At first glance, the Sleeping Beauty problem appears to be a simple question about probability. But since being proposed 19 years ago by philosopher Adam Elga, the problem has incited passionate debate in the philosophy community.
In this talk, Peter Winkler will describe the famous thought problem about a dozy princess being awoken once or twice depending on the toss of a coin. Can it really be that the laws of probability do not provide a unique correct answer? Winkler will take a mathematician’s point of view while at the same time trying to elucidate the philosophical principles that the puzzle calls into question. He’ll describe the various camps in the controversy and examine their arguments. In the end, you’ll have to decide for yourself where you stand.
Winkler is the William Morrill Professor of Mathematics and Computer Science at Dartmouth College and is currently serving as Visiting Distinguished Chair for Public Dissemination of Mathematics at the National Museum of Mathematics (MoMath). He has authored around 160 research papers and holds a dozen patents in marine navigation, cryptography, holography, gaming, optical networking, and distributed computing.
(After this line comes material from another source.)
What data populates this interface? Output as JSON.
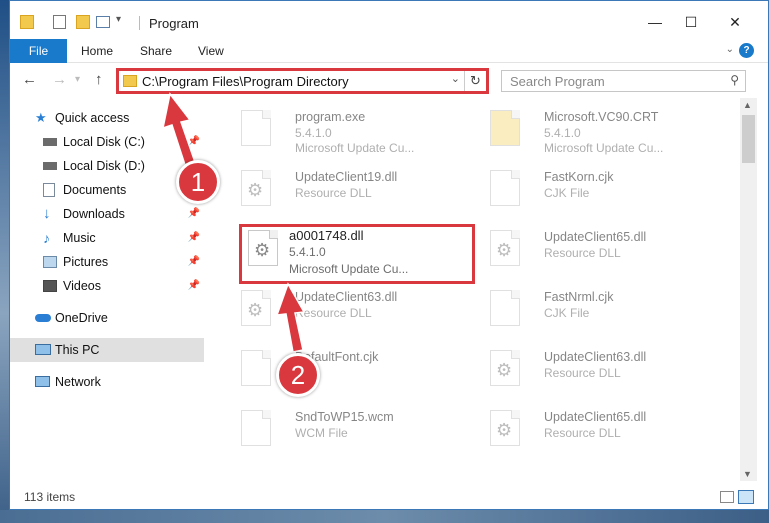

His research is primarily in combinatorics, probability, and the theory of computing, with forays into statistical physics. He is a winner of the Mathematical Association of America’s Lester R. Ford and David P. Robbins prizes. Winkler has written two collections of mathematical puzzles, a book on cryptology in the game of bridge, and a portfolio of compositions for ragtime piano. He’s currently working on a new puzzle book.